蒯越听完袁胤陈述,指尖微微发凉,“八百流寇凶悍至此……那白色粉末,究竟是何物?”
袁术与帐中众人皆面色铁青。
伤兵被搀扶上前,横七竖八摆开。
每具躯体都沾满惨 尘,多数人双眼紧闭,哀嚎声此起彼伏。
袁胤声音发颤:“将士们冲杀正酣,流寇阵中忽掷出无数布袋。
刀锋一触即破,白雾漫天……许多弟兄顿时目不能视,只能任人宰割。
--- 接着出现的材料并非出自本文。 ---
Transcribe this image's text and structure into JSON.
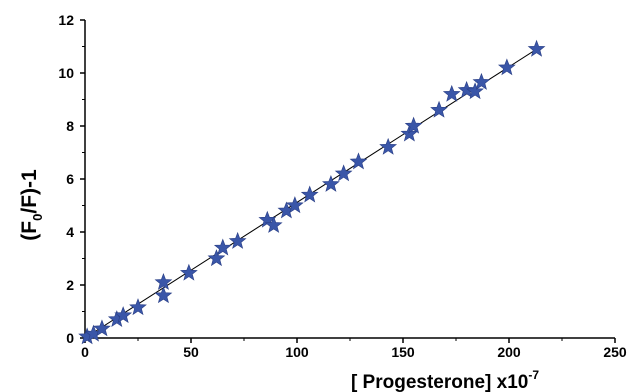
{
  "chart_data": {
    "type": "scatter",
    "title": "",
    "xlabel": "[ Progesterone] x10",
    "xlabel_exponent": "-7",
    "ylabel_main": "(F",
    "ylabel_sub": "0",
    "ylabel_rest": "/F)-1",
    "xlim": [
      0,
      250
    ],
    "ylim": [
      0,
      12
    ],
    "xticks": [
      0,
      50,
      100,
      150,
      200,
      250
    ],
    "yticks": [
      0,
      2,
      4,
      6,
      8,
      10,
      12
    ],
    "grid": false,
    "legend": "none",
    "marker": "star",
    "marker_color": "#3a56a8",
    "fit_line": {
      "x": [
        0,
        213
      ],
      "y": [
        0,
        10.9
      ],
      "color": "#000000"
    },
    "points": [
      {
        "x": 1,
        "y": 0.05
      },
      {
        "x": 4,
        "y": 0.15
      },
      {
        "x": 8,
        "y": 0.35
      },
      {
        "x": 15,
        "y": 0.7
      },
      {
        "x": 18,
        "y": 0.85
      },
      {
        "x": 25,
        "y": 1.15
      },
      {
        "x": 37,
        "y": 1.6
      },
      {
        "x": 37,
        "y": 2.1
      },
      {
        "x": 49,
        "y": 2.45
      },
      {
        "x": 62,
        "y": 3.0
      },
      {
        "x": 65,
        "y": 3.4
      },
      {
        "x": 72,
        "y": 3.65
      },
      {
        "x": 86,
        "y": 4.45
      },
      {
        "x": 89,
        "y": 4.25
      },
      {
        "x": 95,
        "y": 4.8
      },
      {
        "x": 99,
        "y": 5.0
      },
      {
        "x": 106,
        "y": 5.4
      },
      {
        "x": 116,
        "y": 5.8
      },
      {
        "x": 122,
        "y": 6.2
      },
      {
        "x": 129,
        "y": 6.65
      },
      {
        "x": 143,
        "y": 7.2
      },
      {
        "x": 153,
        "y": 7.7
      },
      {
        "x": 155,
        "y": 8.0
      },
      {
        "x": 167,
        "y": 8.6
      },
      {
        "x": 173,
        "y": 9.2
      },
      {
        "x": 180,
        "y": 9.35
      },
      {
        "x": 184,
        "y": 9.3
      },
      {
        "x": 187,
        "y": 9.65
      },
      {
        "x": 199,
        "y": 10.2
      },
      {
        "x": 213,
        "y": 10.9
      }
    ]
  }
}
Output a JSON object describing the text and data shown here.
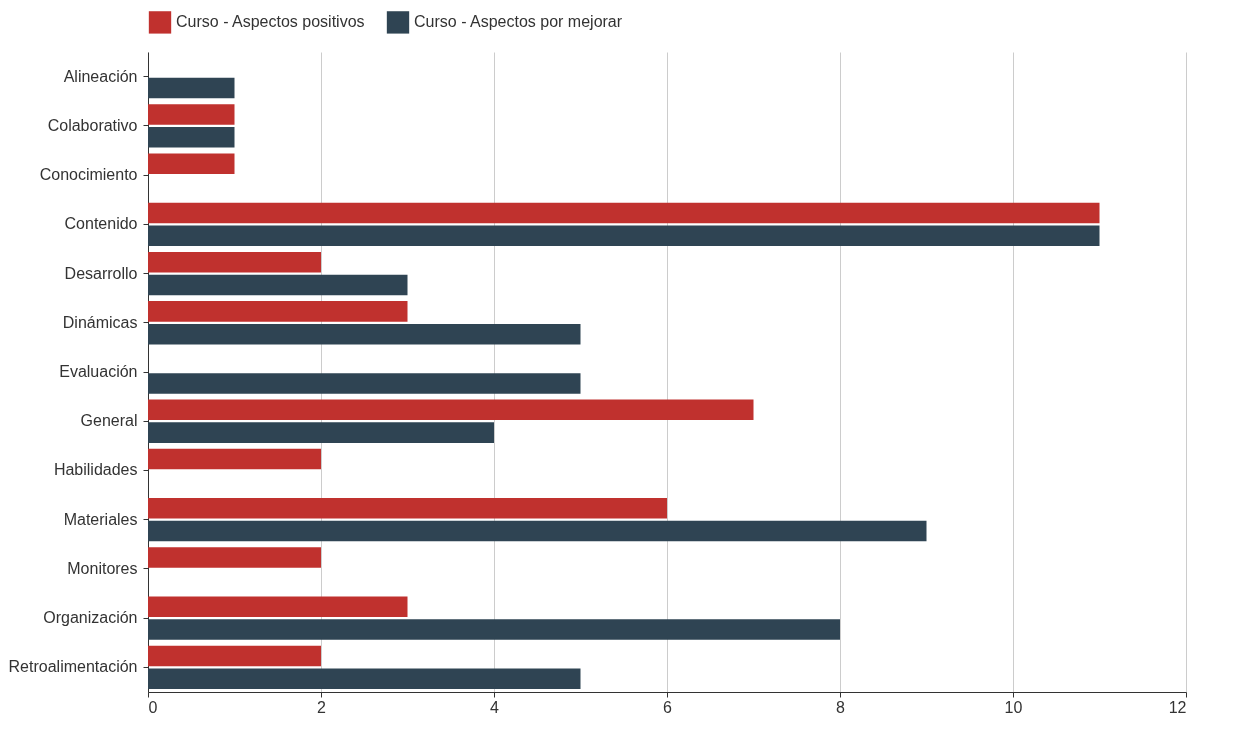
{
  "chart_data": {
    "type": "bar",
    "orientation": "horizontal",
    "categories": [
      "Alineación",
      "Colaborativo",
      "Conocimiento",
      "Contenido",
      "Desarrollo",
      "Dinámicas",
      "Evaluación",
      "General",
      "Habilidades",
      "Materiales",
      "Monitores",
      "Organización",
      "Retroalimentación"
    ],
    "series": [
      {
        "name": "Curso - Aspectos positivos",
        "color": "#c0312e",
        "values": [
          null,
          1,
          1,
          11,
          2,
          3,
          null,
          7,
          2,
          6,
          2,
          3,
          2
        ]
      },
      {
        "name": "Curso - Aspectos por mejorar",
        "color": "#2f4453",
        "values": [
          1,
          1,
          null,
          11,
          3,
          5,
          5,
          4,
          null,
          9,
          null,
          8,
          5
        ]
      }
    ],
    "xlim": [
      0,
      12
    ],
    "xticks": [
      0,
      2,
      4,
      6,
      8,
      10,
      12
    ],
    "grid": "x",
    "legend": "top"
  }
}
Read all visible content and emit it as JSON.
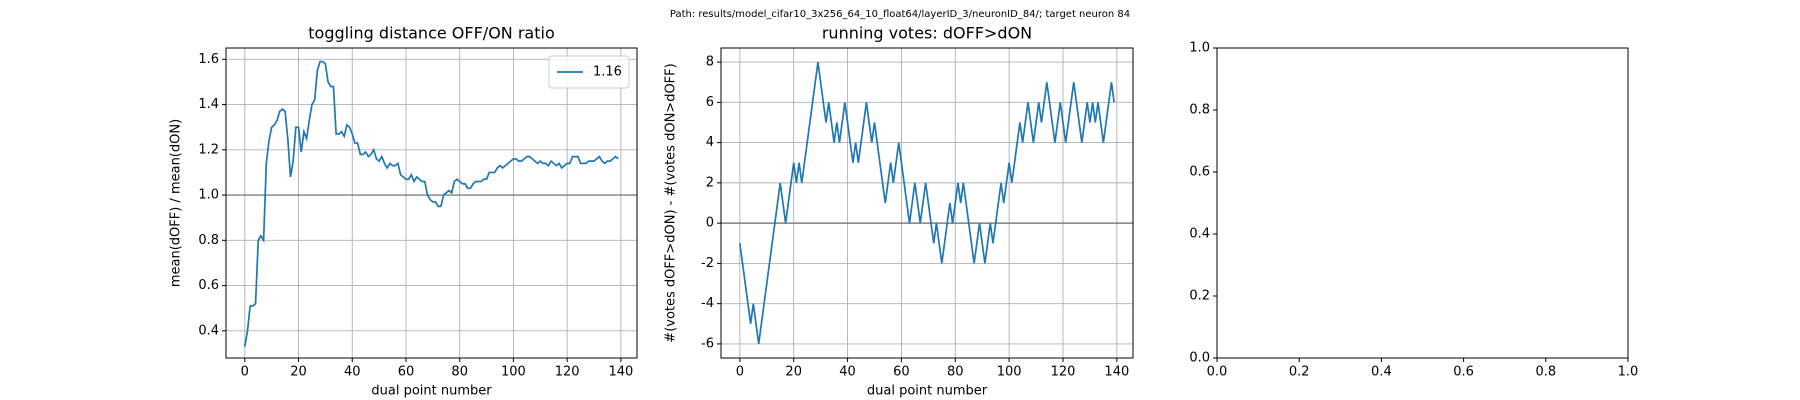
{
  "title": "Path: results/model_cifar10_3x256_64_10_float64/layerID_3/neuronID_84/; target neuron 84",
  "chart_data": [
    {
      "type": "line",
      "title": "toggling distance OFF/ON ratio",
      "xlabel": "dual point number",
      "ylabel": "mean(dOFF) / mean(dON)",
      "x": [
        0,
        1,
        2,
        3,
        4,
        5,
        6,
        7,
        8,
        9,
        10,
        11,
        12,
        13,
        14,
        15,
        16,
        17,
        18,
        19,
        20,
        21,
        22,
        23,
        24,
        25,
        26,
        27,
        28,
        29,
        30,
        31,
        32,
        33,
        34,
        35,
        36,
        37,
        38,
        39,
        40,
        41,
        42,
        43,
        44,
        45,
        46,
        47,
        48,
        49,
        50,
        51,
        52,
        53,
        54,
        55,
        56,
        57,
        58,
        59,
        60,
        61,
        62,
        63,
        64,
        65,
        66,
        67,
        68,
        69,
        70,
        71,
        72,
        73,
        74,
        75,
        76,
        77,
        78,
        79,
        80,
        81,
        82,
        83,
        84,
        85,
        86,
        87,
        88,
        89,
        90,
        91,
        92,
        93,
        94,
        95,
        96,
        97,
        98,
        99,
        100,
        101,
        102,
        103,
        104,
        105,
        106,
        107,
        108,
        109,
        110,
        111,
        112,
        113,
        114,
        115,
        116,
        117,
        118,
        119,
        120,
        121,
        122,
        123,
        124,
        125,
        126,
        127,
        128,
        129,
        130,
        131,
        132,
        133,
        134,
        135,
        136,
        137,
        138,
        139
      ],
      "series": [
        {
          "name": "1.16",
          "color": "#1f77b4",
          "values": [
            0.33,
            0.4,
            0.51,
            0.51,
            0.52,
            0.8,
            0.82,
            0.8,
            1.14,
            1.24,
            1.3,
            1.31,
            1.33,
            1.37,
            1.38,
            1.37,
            1.25,
            1.08,
            1.15,
            1.3,
            1.3,
            1.19,
            1.28,
            1.25,
            1.33,
            1.4,
            1.42,
            1.55,
            1.59,
            1.59,
            1.58,
            1.5,
            1.48,
            1.48,
            1.27,
            1.27,
            1.28,
            1.26,
            1.31,
            1.3,
            1.27,
            1.23,
            1.23,
            1.18,
            1.18,
            1.19,
            1.17,
            1.18,
            1.2,
            1.16,
            1.15,
            1.17,
            1.14,
            1.12,
            1.14,
            1.13,
            1.13,
            1.14,
            1.09,
            1.08,
            1.07,
            1.07,
            1.09,
            1.06,
            1.08,
            1.07,
            1.06,
            1.06,
            1.0,
            0.98,
            0.97,
            0.97,
            0.95,
            0.95,
            1.0,
            1.01,
            1.02,
            1.01,
            1.06,
            1.07,
            1.06,
            1.05,
            1.05,
            1.03,
            1.03,
            1.05,
            1.06,
            1.06,
            1.06,
            1.07,
            1.07,
            1.1,
            1.1,
            1.1,
            1.12,
            1.13,
            1.12,
            1.13,
            1.14,
            1.15,
            1.16,
            1.16,
            1.15,
            1.15,
            1.16,
            1.17,
            1.17,
            1.16,
            1.15,
            1.14,
            1.15,
            1.14,
            1.14,
            1.13,
            1.15,
            1.14,
            1.13,
            1.14,
            1.12,
            1.13,
            1.14,
            1.14,
            1.17,
            1.17,
            1.17,
            1.14,
            1.14,
            1.14,
            1.15,
            1.15,
            1.15,
            1.16,
            1.17,
            1.15,
            1.14,
            1.15,
            1.15,
            1.16,
            1.17,
            1.16
          ]
        }
      ],
      "xlim": [
        -7,
        146
      ],
      "xticks": [
        0,
        20,
        40,
        60,
        80,
        100,
        120,
        140
      ],
      "ylim": [
        0.28,
        1.65
      ],
      "yticks": [
        0.4,
        0.6,
        0.8,
        {
          "value": 1,
          "label": "1.0"
        },
        1.2,
        1.4,
        1.6
      ],
      "hline": 1,
      "hline_color": "#808080",
      "grid": true,
      "legend": "upper-right"
    },
    {
      "type": "line",
      "title": "running votes: dOFF>dON",
      "xlabel": "dual point number",
      "ylabel": "#(votes dOFF>dON) - #(votes dON>dOFF)",
      "x": [
        0,
        1,
        2,
        3,
        4,
        5,
        6,
        7,
        8,
        9,
        10,
        11,
        12,
        13,
        14,
        15,
        16,
        17,
        18,
        19,
        20,
        21,
        22,
        23,
        24,
        25,
        26,
        27,
        28,
        29,
        30,
        31,
        32,
        33,
        34,
        35,
        36,
        37,
        38,
        39,
        40,
        41,
        42,
        43,
        44,
        45,
        46,
        47,
        48,
        49,
        50,
        51,
        52,
        53,
        54,
        55,
        56,
        57,
        58,
        59,
        60,
        61,
        62,
        63,
        64,
        65,
        66,
        67,
        68,
        69,
        70,
        71,
        72,
        73,
        74,
        75,
        76,
        77,
        78,
        79,
        80,
        81,
        82,
        83,
        84,
        85,
        86,
        87,
        88,
        89,
        90,
        91,
        92,
        93,
        94,
        95,
        96,
        97,
        98,
        99,
        100,
        101,
        102,
        103,
        104,
        105,
        106,
        107,
        108,
        109,
        110,
        111,
        112,
        113,
        114,
        115,
        116,
        117,
        118,
        119,
        120,
        121,
        122,
        123,
        124,
        125,
        126,
        127,
        128,
        129,
        130,
        131,
        132,
        133,
        134,
        135,
        136,
        137,
        138,
        139
      ],
      "series": [
        {
          "color": "#1f77b4",
          "values": [
            -1,
            -2,
            -3,
            -4,
            -5,
            -4,
            -5,
            -6,
            -5,
            -4,
            -3,
            -2,
            -1,
            0,
            1,
            2,
            1,
            0,
            1,
            2,
            3,
            2,
            3,
            2,
            3,
            4,
            5,
            6,
            7,
            8,
            7,
            6,
            5,
            6,
            5,
            4,
            5,
            4,
            5,
            6,
            5,
            4,
            3,
            4,
            3,
            4,
            5,
            6,
            5,
            4,
            5,
            4,
            3,
            2,
            1,
            2,
            3,
            2,
            3,
            4,
            3,
            2,
            1,
            0,
            1,
            2,
            1,
            0,
            1,
            2,
            1,
            0,
            -1,
            0,
            -1,
            -2,
            -1,
            0,
            1,
            0,
            1,
            2,
            1,
            2,
            1,
            0,
            -1,
            -2,
            -1,
            0,
            -1,
            -2,
            -1,
            0,
            -1,
            0,
            1,
            2,
            1,
            2,
            3,
            2,
            3,
            4,
            5,
            4,
            5,
            6,
            5,
            4,
            5,
            6,
            5,
            6,
            7,
            6,
            5,
            4,
            5,
            6,
            5,
            4,
            5,
            6,
            7,
            6,
            5,
            4,
            5,
            6,
            5,
            6,
            5,
            6,
            5,
            4,
            5,
            6,
            7,
            6
          ]
        }
      ],
      "xlim": [
        -7,
        146
      ],
      "xticks": [
        0,
        20,
        40,
        60,
        80,
        100,
        120,
        140
      ],
      "ylim": [
        -6.7,
        8.7
      ],
      "yticks": [
        -6,
        -4,
        -2,
        0,
        2,
        4,
        6,
        8
      ],
      "hline": 0,
      "hline_color": "#808080",
      "grid": true
    },
    {
      "type": "empty",
      "xlim": [
        0,
        1
      ],
      "xticks": [
        {
          "value": 0,
          "label": "0.0"
        },
        0.2,
        0.4,
        0.6,
        0.8,
        {
          "value": 1,
          "label": "1.0"
        }
      ],
      "ylim": [
        0,
        1
      ],
      "yticks": [
        {
          "value": 0,
          "label": "0.0"
        },
        0.2,
        0.4,
        0.6,
        0.8,
        {
          "value": 1,
          "label": "1.0"
        }
      ],
      "grid": false
    }
  ]
}
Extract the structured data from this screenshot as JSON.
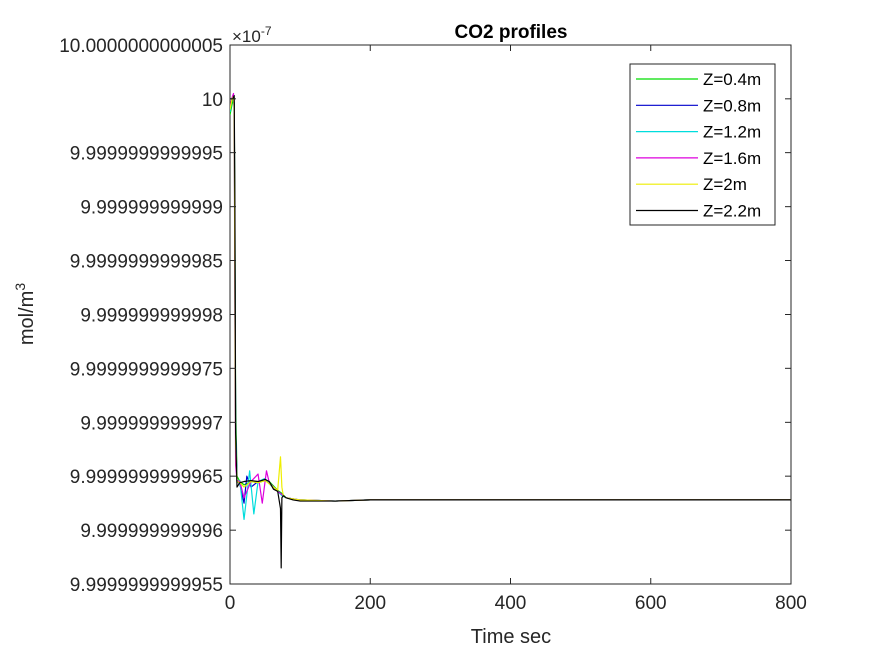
{
  "chart_data": {
    "type": "line",
    "title": "CO2 profiles",
    "xlabel": "Time sec",
    "ylabel_base": "mol/m",
    "ylabel_sup": "3",
    "exponent_prefix": "×10",
    "exponent_sup": "-7",
    "xlim": [
      0,
      800
    ],
    "ylim": [
      9.9999999999955,
      10.0000000000005
    ],
    "grid": false,
    "legend_position": "top-right",
    "x_ticks": [
      0,
      200,
      400,
      600,
      800
    ],
    "x_tick_labels": [
      "0",
      "200",
      "400",
      "600",
      "800"
    ],
    "y_ticks": [
      9.9999999999955,
      9.999999999996,
      9.9999999999965,
      9.999999999997,
      9.9999999999975,
      9.999999999998,
      9.9999999999985,
      9.999999999999,
      9.9999999999995,
      10.0,
      10.0000000000005
    ],
    "y_tick_labels": [
      "9.9999999999955",
      "9.999999999996",
      "9.9999999999965",
      "9.999999999997",
      "9.9999999999975",
      "9.999999999998",
      "9.9999999999985",
      "9.999999999999",
      "9.9999999999995",
      "10",
      "10.0000000000005"
    ],
    "series": [
      {
        "name": "Z=0.4m",
        "color": "#00dd00",
        "x": [
          0,
          3,
          5,
          6,
          7,
          8,
          10,
          14,
          20,
          30,
          40,
          50,
          56,
          62,
          68,
          74,
          80,
          100,
          150,
          200,
          300,
          400,
          500,
          600,
          700,
          800
        ],
        "y": [
          9.99999999999985,
          9.99999999999995,
          10.0,
          9.99999999999995,
          9.9999999999988,
          9.9999999999972,
          9.9999999999965,
          9.99999999999645,
          9.99999999999642,
          9.99999999999645,
          9.99999999999644,
          9.99999999999646,
          9.99999999999645,
          9.99999999999641,
          9.99999999999637,
          9.99999999999634,
          9.9999999999963,
          9.99999999999628,
          9.99999999999627,
          9.99999999999628,
          9.99999999999628,
          9.99999999999628,
          9.99999999999628,
          9.99999999999628,
          9.99999999999628,
          9.99999999999628
        ]
      },
      {
        "name": "Z=0.8m",
        "color": "#0000cc",
        "x": [
          0,
          3,
          5,
          6,
          7,
          8,
          10,
          14,
          20,
          24,
          30,
          40,
          50,
          56,
          62,
          68,
          74,
          80,
          100,
          150,
          200,
          300,
          400,
          500,
          600,
          700,
          800
        ],
        "y": [
          9.9999999999999,
          10.0,
          10.00000000000002,
          9.99999999999995,
          9.9999999999985,
          9.999999999997,
          9.99999999999645,
          9.99999999999643,
          9.99999999999625,
          9.9999999999965,
          9.9999999999964,
          9.99999999999645,
          9.99999999999646,
          9.99999999999644,
          9.9999999999964,
          9.99999999999636,
          9.99999999999633,
          9.9999999999963,
          9.99999999999628,
          9.99999999999627,
          9.99999999999628,
          9.99999999999628,
          9.99999999999628,
          9.99999999999628,
          9.99999999999628,
          9.99999999999628,
          9.99999999999628
        ]
      },
      {
        "name": "Z=1.2m",
        "color": "#00dddd",
        "x": [
          0,
          3,
          5,
          6,
          7,
          8,
          10,
          14,
          20,
          28,
          34,
          40,
          50,
          56,
          62,
          68,
          74,
          80,
          100,
          150,
          200,
          300,
          400,
          500,
          600,
          700,
          800
        ],
        "y": [
          9.99999999999988,
          10.00000000000001,
          10.00000000000003,
          9.99999999999992,
          9.9999999999982,
          9.9999999999969,
          9.99999999999644,
          9.99999999999646,
          9.9999999999961,
          9.99999999999655,
          9.99999999999615,
          9.99999999999645,
          9.99999999999648,
          9.99999999999643,
          9.99999999999639,
          9.99999999999636,
          9.99999999999632,
          9.9999999999963,
          9.99999999999628,
          9.99999999999627,
          9.99999999999628,
          9.99999999999628,
          9.99999999999628,
          9.99999999999628,
          9.99999999999628,
          9.99999999999628,
          9.99999999999628
        ]
      },
      {
        "name": "Z=1.6m",
        "color": "#dd00dd",
        "x": [
          0,
          3,
          5,
          6,
          7,
          8,
          10,
          14,
          20,
          30,
          40,
          46,
          52,
          56,
          62,
          68,
          74,
          80,
          100,
          150,
          200,
          300,
          400,
          500,
          600,
          700,
          800
        ],
        "y": [
          9.99999999999992,
          10.00000000000001,
          10.00000000000005,
          9.9999999999999,
          9.999999999998,
          9.9999999999966,
          9.99999999999646,
          9.99999999999645,
          9.9999999999963,
          9.99999999999645,
          9.99999999999652,
          9.99999999999625,
          9.99999999999655,
          9.99999999999644,
          9.9999999999964,
          9.99999999999636,
          9.99999999999633,
          9.9999999999963,
          9.99999999999628,
          9.99999999999627,
          9.99999999999628,
          9.99999999999628,
          9.99999999999628,
          9.99999999999628,
          9.99999999999628,
          9.99999999999628,
          9.99999999999628
        ]
      },
      {
        "name": "Z=2m",
        "color": "#eeee00",
        "x": [
          0,
          3,
          5,
          6,
          7,
          8,
          10,
          14,
          20,
          30,
          40,
          50,
          56,
          62,
          68,
          72,
          74,
          76,
          80,
          100,
          150,
          200,
          300,
          400,
          500,
          600,
          700,
          800
        ],
        "y": [
          9.9999999999999,
          10.0,
          10.00000000000002,
          9.99999999999992,
          9.9999999999983,
          9.9999999999968,
          9.99999999999645,
          9.99999999999644,
          9.9999999999964,
          9.99999999999645,
          9.99999999999644,
          9.99999999999646,
          9.99999999999643,
          9.9999999999964,
          9.99999999999637,
          9.99999999999668,
          9.9999999999964,
          9.99999999999632,
          9.9999999999963,
          9.99999999999628,
          9.99999999999627,
          9.99999999999628,
          9.99999999999628,
          9.99999999999628,
          9.99999999999628,
          9.99999999999628,
          9.99999999999628,
          9.99999999999628
        ]
      },
      {
        "name": "Z=2.2m",
        "color": "#000000",
        "x": [
          0,
          2,
          4,
          6,
          7,
          8,
          10,
          14,
          20,
          30,
          40,
          50,
          56,
          62,
          68,
          72,
          73,
          74,
          76,
          80,
          90,
          100,
          150,
          200,
          300,
          400,
          500,
          600,
          700,
          800
        ],
        "y": [
          10.0,
          10.0,
          10.0,
          10.00000000000003,
          9.999999999999,
          9.9999999999969,
          9.9999999999964,
          9.99999999999644,
          9.99999999999645,
          9.99999999999646,
          9.99999999999645,
          9.99999999999647,
          9.99999999999645,
          9.99999999999638,
          9.99999999999636,
          9.9999999999962,
          9.99999999999565,
          9.9999999999963,
          9.99999999999632,
          9.9999999999963,
          9.99999999999628,
          9.99999999999627,
          9.99999999999627,
          9.99999999999628,
          9.99999999999628,
          9.99999999999628,
          9.99999999999628,
          9.99999999999628,
          9.99999999999628,
          9.99999999999628
        ]
      }
    ]
  }
}
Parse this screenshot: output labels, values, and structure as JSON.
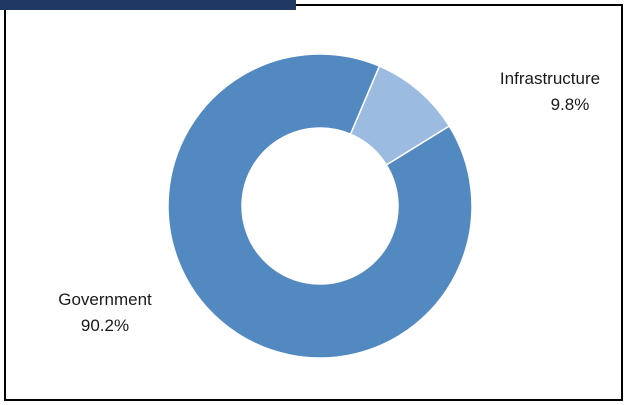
{
  "chart_data": {
    "type": "pie",
    "donut": true,
    "slices": [
      {
        "label": "Infrastructure",
        "value": 9.8,
        "value_label": "9.8%",
        "color": "#9bbbe0"
      },
      {
        "label": "Government",
        "value": 90.2,
        "value_label": "90.2%",
        "color": "#5289c0"
      }
    ]
  },
  "colors": {
    "header_bar": "#1f3864",
    "frame_border": "#000000"
  }
}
”
“医官!”
袁术厉喝,“速验此毒!”
蒯越已俯身细察,片刻后倒吸寒气:“竟是石垩?粉墙涂壁之物,竟能毁人双目?”
帐中一片死寂。
石垩各州常见,却从未闻有此用。
古籍兵书,亦无记载。
蒯越仰面阖眼,叹声里杂着悚然:“马萧此人之才,幽诡如通鬼神……我不及也。”
“报——”
帐外骤起急呼。
蒯越话音才落,南边官道上便扬起一溜烟尘。
一骑快马疯也似地冲到袁术面前,马背上的人几乎滚落下来,扑倒在尘土里,胸膛剧烈起伏:“将军……辎重队……全完了!粮草被夺,车辆全烧了!”
袁术瞳孔骤然收缩,像是被人迎面打了一拳。
马萧用兵竟如野火燎原,根本不给人喘息之机。
张勋、金尚、李严几人慌忙围拢过来,脸上像是蒙了一层寒霜。
许久,袁术才从牙缝里挤出一句话:“撤兵,回雉县。
粮草……再想办法。”
“报——!”
他最后一个字还没落地,又一名探马旋风般卷到跟前。
袁术猛地从席上弹起来,后背瞬间爬满冷汗,死死盯着那越来越近的骑影。
“将军!雉县那边——”
袁术声音都变了调:“雉县也丢了?”
探马被噎了一下,喘着粗气道:“城没破……流寇诈城不成,绕过去……直奔宛城了。”